Satya nggak bisa menjawab pertanyaan Jorgi, karena setelah Minami melepaskan bibirnya, dia menjadi linglung tiba-tiba.
Minami membimbing Satya duduk di sofa dan hendak menyiapkan makanan untuk memulihkan energi Satya.
Baru saja Minami beranjak, tiba-tiba Satya bersujud di atas sofa dengan tangan menutupi kedua telinganya.
“Matikan! Matikan musik itu! Matikan!” teriaknya.
Semua orang yang ada di ruangan bingung menatap tingkah Satya.
“Musik apa?” tanya Jorgi heran. Dia nggak sedang menyetel musik apa-apa. Bahkan siaran TV pun bukan siaran musik.
Namun dilihatnya Avalon menempelkan telunjuk ke bibir. Jorgi pun mengambil remote untuk mematikan TV. Lalu suara musik itu pun terdengar di antara erangan kesakitan Satya yang masih menutup telinga.

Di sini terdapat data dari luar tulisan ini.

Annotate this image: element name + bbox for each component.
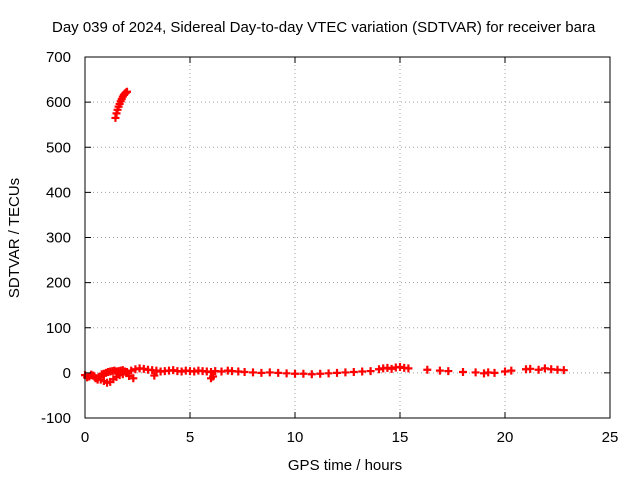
x-tick-label: 5 — [186, 429, 194, 446]
data-point — [240, 367, 249, 376]
data-point — [459, 367, 467, 376]
y-tick-label: -100 — [41, 410, 71, 427]
data-point — [387, 364, 396, 373]
data-point — [435, 366, 444, 375]
data-point — [129, 374, 138, 383]
series-main-track — [81, 363, 568, 384]
data-point — [282, 369, 291, 378]
x-tick-label: 15 — [392, 429, 409, 446]
data-point — [324, 369, 333, 378]
plot-frame — [84, 56, 611, 419]
data-point — [507, 366, 516, 375]
data-point — [125, 372, 134, 381]
series-early-high-segment — [111, 87, 131, 122]
y-tick-label: 600 — [46, 94, 71, 111]
data-point — [423, 365, 432, 374]
data-point — [265, 368, 274, 377]
data-point — [366, 367, 375, 376]
data-point — [316, 369, 325, 378]
data-point — [123, 367, 131, 376]
y-tick-label: 300 — [46, 230, 71, 247]
grid-lines — [85, 57, 610, 418]
x-axis-label: GPS time / hours — [288, 457, 402, 474]
chart-title: Day 039 of 2024, Sidereal Day-to-day VTE… — [52, 19, 596, 36]
data-point — [559, 366, 568, 375]
x-tick-label: 20 — [497, 429, 514, 446]
axis-ticks: 0 5 10 15 20 25 -100 0 100 200 300 400 500 600 700 — [41, 49, 618, 446]
data-point — [404, 364, 413, 373]
x-tick-label: 10 — [287, 429, 304, 446]
data-point — [118, 370, 127, 379]
data-point — [534, 365, 543, 374]
data-point — [209, 372, 218, 381]
data-point — [150, 371, 159, 380]
y-tick-label: 700 — [46, 49, 71, 66]
data-point — [349, 367, 358, 376]
data-point — [307, 370, 316, 379]
data-point — [123, 87, 131, 96]
data-point — [490, 368, 499, 377]
data-point — [471, 368, 480, 377]
data-point — [291, 369, 299, 378]
data-points — [81, 87, 568, 387]
series-dipping-branch — [87, 370, 218, 387]
y-tick-label: 500 — [46, 139, 71, 156]
data-point — [526, 364, 535, 373]
y-tick-label: 200 — [46, 275, 71, 292]
data-point — [444, 367, 453, 376]
y-axis-label: SDTVAR / TECUs — [6, 178, 23, 298]
data-point — [358, 367, 367, 376]
data-point — [333, 368, 341, 377]
x-tick-label: 0 — [81, 429, 89, 446]
data-point — [257, 368, 266, 377]
y-tick-label: 400 — [46, 184, 71, 201]
data-point — [299, 369, 308, 378]
y-tick-label: 0 — [63, 365, 71, 382]
y-tick-label: 100 — [46, 320, 71, 337]
x-tick-label: 25 — [602, 429, 619, 446]
data-point — [127, 366, 136, 375]
data-point — [341, 368, 350, 377]
data-point — [249, 368, 257, 377]
data-point — [274, 368, 283, 377]
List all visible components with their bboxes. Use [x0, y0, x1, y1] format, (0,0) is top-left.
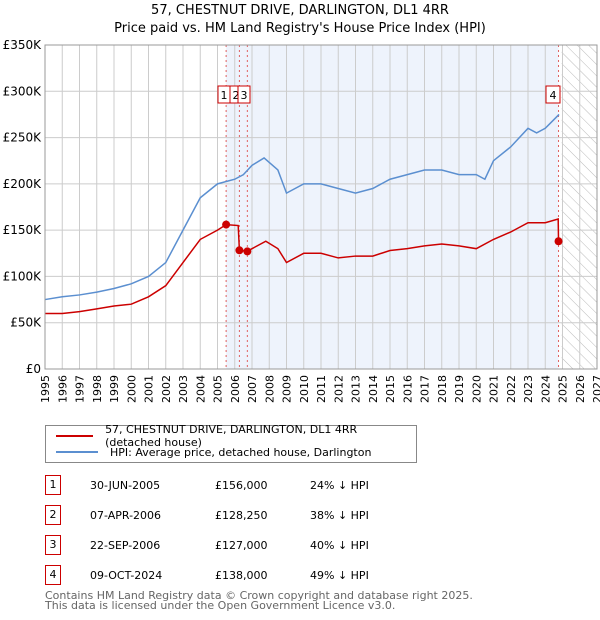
sale-price: £138,000	[215, 569, 268, 582]
x-tick-label: 2027	[591, 375, 600, 403]
x-tick-label: 2016	[401, 375, 414, 403]
x-tick-label: 2004	[194, 375, 207, 403]
sale-price: £128,250	[215, 509, 268, 522]
x-tick-label: 1996	[56, 375, 69, 403]
x-tick-label: 2024	[539, 375, 552, 403]
y-tick-label: £300K	[3, 84, 43, 98]
series-line	[45, 218, 560, 315]
x-tick-label: 1998	[91, 375, 104, 403]
sale-row: 1 30-JUN-2005 £156,000 24% ↓ HPI	[45, 475, 465, 497]
sale-price: £156,000	[215, 479, 268, 492]
legend-item-hpi: HPI: Average price, detached house, Darl…	[56, 444, 371, 460]
sale-hpi-diff: 40% ↓ HPI	[310, 539, 369, 552]
sale-row: 2 07-APR-2006 £128,250 38% ↓ HPI	[45, 505, 465, 527]
x-tick-label: 2025	[557, 375, 570, 403]
sale-marker-box: 1	[45, 475, 61, 495]
sale-label: 4	[550, 89, 557, 102]
x-tick-label: 2002	[160, 375, 173, 403]
y-tick-label: £50K	[10, 316, 42, 330]
x-tick-label: 2007	[246, 375, 259, 403]
x-tick-label: 2014	[367, 375, 380, 403]
x-tick-label: 2022	[505, 375, 518, 403]
sale-date: 09-OCT-2024	[90, 569, 163, 582]
sale-price: £127,000	[215, 539, 268, 552]
x-tick-label: 1999	[108, 375, 121, 403]
sale-label: 3	[241, 89, 248, 102]
x-tick-label: 2026	[574, 375, 587, 403]
y-tick-label: £350K	[3, 38, 43, 52]
x-tick-label: 1997	[74, 375, 87, 403]
chart-subtitle: Price paid vs. HM Land Registry's House …	[114, 21, 486, 36]
line-chart: 1995 1996 1997 1998 1999 2000 2001 2002 2003 2004…	[3, 38, 600, 403]
legend: 57, CHESTNUT DRIVE, DARLINGTON, DL1 4RR …	[45, 423, 417, 463]
x-tick-label: 2011	[315, 375, 328, 403]
x-tick-label: 2009	[281, 375, 294, 403]
x-tick-label: 2013	[350, 375, 363, 403]
plot-frame	[44, 44, 598, 370]
x-tick-label: 2005	[212, 375, 225, 403]
legend-label: 57, CHESTNUT DRIVE, DARLINGTON, DL1 4RR …	[105, 423, 358, 449]
sale-date: 07-APR-2006	[90, 509, 162, 522]
y-tick-label: £100K	[3, 269, 43, 283]
y-tick-label: £0	[26, 362, 41, 376]
legend-label: HPI: Average price, detached house, Darl…	[110, 445, 372, 459]
footer-line: This data is licensed under the Open Gov…	[45, 599, 396, 612]
chart-title: 57, CHESTNUT DRIVE, DARLINGTON, DL1 4RR	[151, 3, 449, 18]
y-tick-label: £150K	[3, 223, 43, 237]
footer: Contains HM Land Registry data © Crown c…	[45, 589, 473, 612]
x-tick-label: 2006	[229, 375, 242, 403]
sale-row: 4 09-OCT-2024 £138,000 49% ↓ HPI	[45, 565, 465, 587]
sale-marker-box: 4	[45, 565, 61, 585]
sale-point	[554, 237, 563, 246]
x-tick-label: 2000	[125, 375, 138, 403]
x-tick-label: 2018	[436, 375, 449, 403]
shaded-ownership-period	[226, 45, 559, 369]
sale-point	[243, 247, 252, 256]
sale-label-box	[545, 85, 561, 104]
x-tick-label: 2012	[332, 375, 345, 403]
sale-hpi-diff: 49% ↓ HPI	[310, 569, 369, 582]
x-tick-label: 2017	[419, 375, 432, 403]
sale-label-box	[237, 85, 251, 104]
x-tick-label: 2015	[384, 375, 397, 403]
sale-label: 1	[221, 89, 228, 102]
sale-marker-box: 3	[45, 535, 61, 555]
y-tick-label: £250K	[3, 131, 43, 145]
x-tick-label: 2003	[177, 375, 190, 403]
y-tick-label: £200K	[3, 177, 43, 191]
sale-point	[235, 246, 244, 255]
x-tick-label: 2010	[298, 375, 311, 403]
sale-hpi-diff: 24% ↓ HPI	[310, 479, 369, 492]
sale-label: 2	[233, 89, 240, 102]
x-tick-label: 1995	[39, 375, 52, 403]
sale-date: 30-JUN-2005	[90, 479, 161, 492]
sale-marker-box: 2	[45, 505, 61, 525]
x-tick-label: 2020	[470, 375, 483, 403]
sale-point	[222, 220, 231, 229]
x-tick-label: 2019	[453, 375, 466, 403]
legend-item-property: 57, CHESTNUT DRIVE, DARLINGTON, DL1 4RR …	[56, 423, 416, 449]
sale-date: 22-SEP-2006	[90, 539, 161, 552]
x-tick-label: 2008	[263, 375, 276, 403]
sale-row: 3 22-SEP-2006 £127,000 40% ↓ HPI	[45, 535, 465, 557]
footer-line: Contains HM Land Registry data © Crown c…	[45, 589, 473, 602]
x-tick-label: 2023	[522, 375, 535, 403]
legend-swatch	[56, 451, 98, 453]
legend-swatch	[56, 435, 94, 437]
sale-hpi-diff: 38% ↓ HPI	[310, 509, 369, 522]
x-tick-label: 2001	[143, 375, 156, 403]
x-tick-label: 2021	[488, 375, 501, 403]
series-line	[44, 113, 560, 301]
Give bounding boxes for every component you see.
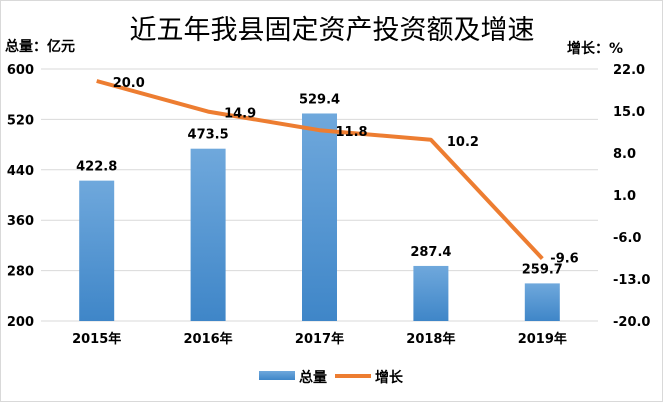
- bar-data-label: 287.4: [410, 245, 451, 260]
- x-tick-label: 2016年: [184, 331, 233, 347]
- x-tick-label: 2018年: [406, 331, 455, 347]
- x-tick-label: 2019年: [518, 331, 567, 347]
- left-axis-unit: 总量：亿元: [5, 38, 75, 55]
- line-data-label: -9.6: [550, 252, 578, 267]
- right-tick-label: 15.0: [613, 105, 645, 120]
- left-tick-label: 600: [7, 63, 34, 78]
- line-data-label: 11.8: [336, 125, 368, 140]
- right-tick-label: -6.0: [613, 231, 641, 246]
- bar: [302, 113, 337, 321]
- right-tick-label: -20.0: [613, 315, 650, 330]
- line-data-label: 20.0: [113, 76, 145, 91]
- x-tick-label: 2017年: [295, 331, 344, 347]
- bar: [79, 180, 115, 321]
- legend-label-total: 总量: [299, 369, 327, 386]
- line-data-label: 10.2: [447, 135, 479, 150]
- left-tick-label: 200: [7, 315, 34, 330]
- right-tick-label: 22.0: [613, 63, 645, 78]
- right-tick-label: 8.0: [613, 147, 636, 162]
- x-tick-label: 2015年: [72, 331, 121, 347]
- legend: 总量 增长: [259, 369, 404, 386]
- line-data-label: 14.9: [224, 107, 256, 122]
- bar-data-label: 473.5: [188, 128, 229, 143]
- bar-data-label: 529.4: [299, 92, 340, 107]
- right-tick-label: 1.0: [613, 189, 636, 204]
- bar: [524, 283, 560, 321]
- chart-title: 近五年我县固定资产投资额及增速: [130, 15, 535, 46]
- left-tick-label: 280: [7, 265, 34, 280]
- bar: [190, 148, 226, 321]
- right-axis-unit: 增长：%: [567, 40, 623, 57]
- left-tick-label: 520: [7, 113, 34, 128]
- right-tick-label: -13.0: [613, 273, 650, 288]
- legend-bar-swatch: [259, 371, 295, 380]
- legend-label-growth: 增长: [375, 369, 404, 386]
- left-tick-label: 440: [7, 164, 34, 179]
- bar-data-label: 422.8: [76, 160, 117, 175]
- bar: [413, 265, 449, 321]
- bar-data-label: 259.7: [522, 262, 563, 277]
- left-tick-label: 360: [7, 214, 34, 229]
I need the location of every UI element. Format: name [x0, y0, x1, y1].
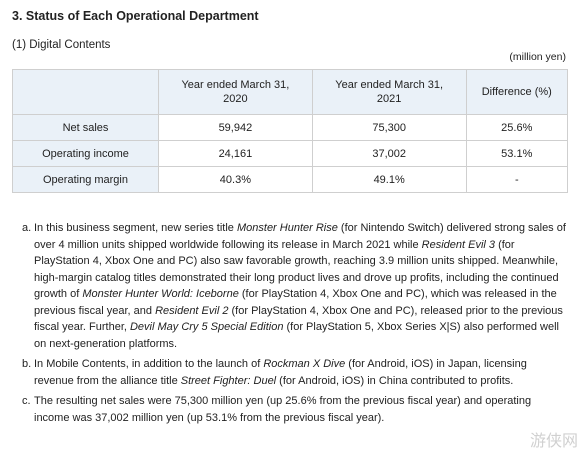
table-header-difference: Difference (%): [465, 69, 569, 115]
title-italic: Rockman X Dive: [263, 358, 346, 370]
cell-2021: 49.1%: [311, 166, 467, 193]
header-2021-line2: 2021: [376, 93, 402, 105]
text-run: (for PlayStation 5, Xbox Series X|S) als…: [34, 321, 559, 350]
text-run: (for PlayStation 4, Xbox One and PC), re…: [34, 304, 563, 334]
subsection-title: (1) Digital Contents: [12, 39, 111, 51]
note-b: b. In Mobile Contents, in addition to th…: [22, 356, 568, 389]
note-a: a. In this business segment, new series …: [22, 220, 568, 352]
note-c: c. The resulting net sales were 75,300 m…: [22, 393, 568, 426]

Samar-samar, suara musik rock terdengar di kejauhan. Jorgi berjalan ke arah jendela apartemen yang sedikit terbuka.
“Ada konser musik di lapangan sebelah sana,” tunjuk Jorgi dengan dagunya.
“Musik sihir,” gumam Sheeva. Dia memandang Satya, heran dengan telinga pemuda itu yang dinilainya lebih peka untuk mendengar nada-nada yang tak biasa.